Светлый фон

Поэтому он несся беззвучно, как зима, неслышно, как болезнь. Он знал, что остальные следуют за ним. Его братья, его кузены – все, кого он только смог собрать, пришедшие из Западных Долин по длинным, холодным дорогам под покровом ночи, чтобы оказаться здесь вовремя.

Впереди маячил обоз. Кальдерово мягкое подбрюшье. Грязные лошади и перемазанные глиной повозки с припасами, кузнецы и повара, женщины и дети, притащившиеся следом за мужчинами. Убивать бойцов – все равно что отрубать пальцы, но напасть на обоз – это значило взрезать кишки. И Гвоздь почувствовал, как его лицо растягивается в свирепой улыбке, как свирепое пламя расходится по его конечностям, с каждым шагом становясь все сильней.
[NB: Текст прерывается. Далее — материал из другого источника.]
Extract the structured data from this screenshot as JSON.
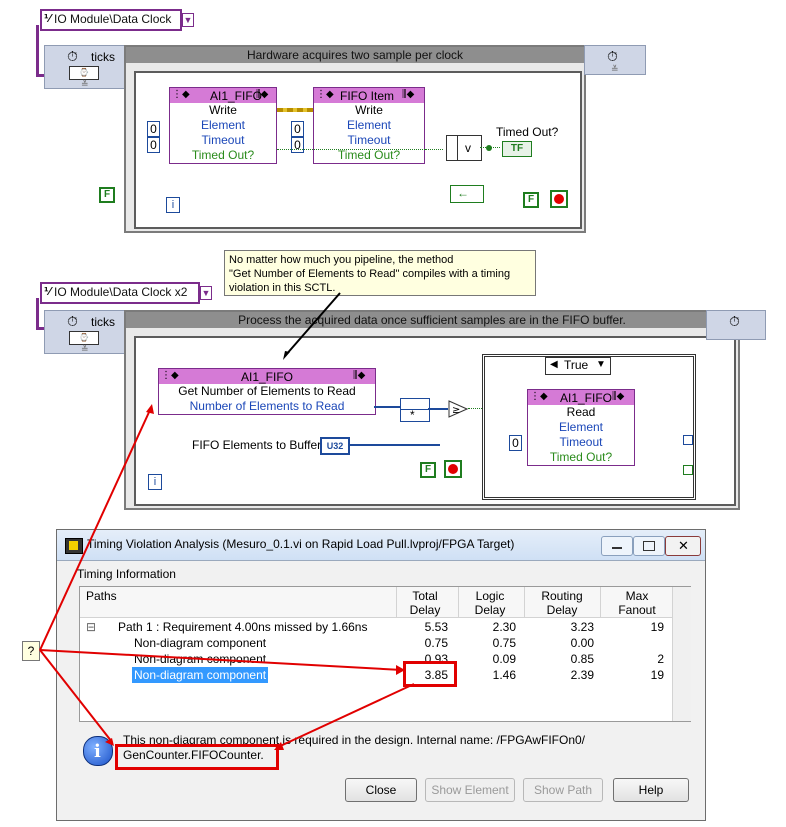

Может быть, он любил Рикке – но битва была его старой любовью, его самой первой любовью. Таким он был и таким будет всегда.

При обозе была небольшая охрана, но она уже разбегалась. Он слышал их отчаянные вопли, словно тянущие его к себе. Женщины тоже принялись вопить и завывать. Среди охранников нашелся один боец – он стоял впереди, в блестящей кольчуге, с блестящим копьем, пытаясь повернуть своих бегущих людей, выстроить шаткую стену щитов; но его усилий было и наполовину недостаточно. Слишком поздно, слишком мало бойцов. Гвоздь ринулся прямо на него, еще больше прибавив шагу, чувствуя на лице ветер. Он всегда набрасывался на самого крутого ублюдка из всех, кого видел. Свали самого крутого, и остальные сломаются сами.

Гвоздь налетел на него, не останавливаясь. Врезал секирой по щиту, так что боец пошатнулся от силы удара, рубанул мечом и попал по ободу, высек искру; удар отдался в руку – приятное ощущение. Дыхание клокотало в груди, резало в глотке, со свистом вырывалось сквозь стиснутые зубы, сквозь застывшую усмешку. Он продолжал рубить, тесня бойца назад, заставив его пригнуться. Потом его меч задел по ноге, и тот взвыл. Брызнула кровь.

Гвоздь увернулся от его отчаянного тычка копьем, зацепил секирой его колеблющийся щит и ударил мечом, сунув его в открытое забрало шлема. Боец опрокинулся назад, из его рассеченного рта хлынула кровь. Он попытался что-то сказать, но все, что из него могло выйти, – это кровь, и, пожалуй, это было достаточно красноречиво. Это было красноречие битвы.

– Убивайте всех! – завопил Гвоздь, поскольку больше не было нужды скрываться. Теперь требовалась только ярость; и он ринулся дальше, наступив тому бойцу на голову, вдавив его в грязь. Другие уже были вокруг – рубили, кололи, вопили, хохотали, лавировали между повозками, между фыркающими, прядающими лошадьми. Красным потопом заполонили обоз, пьяные от битвы, обезумевшие от крови.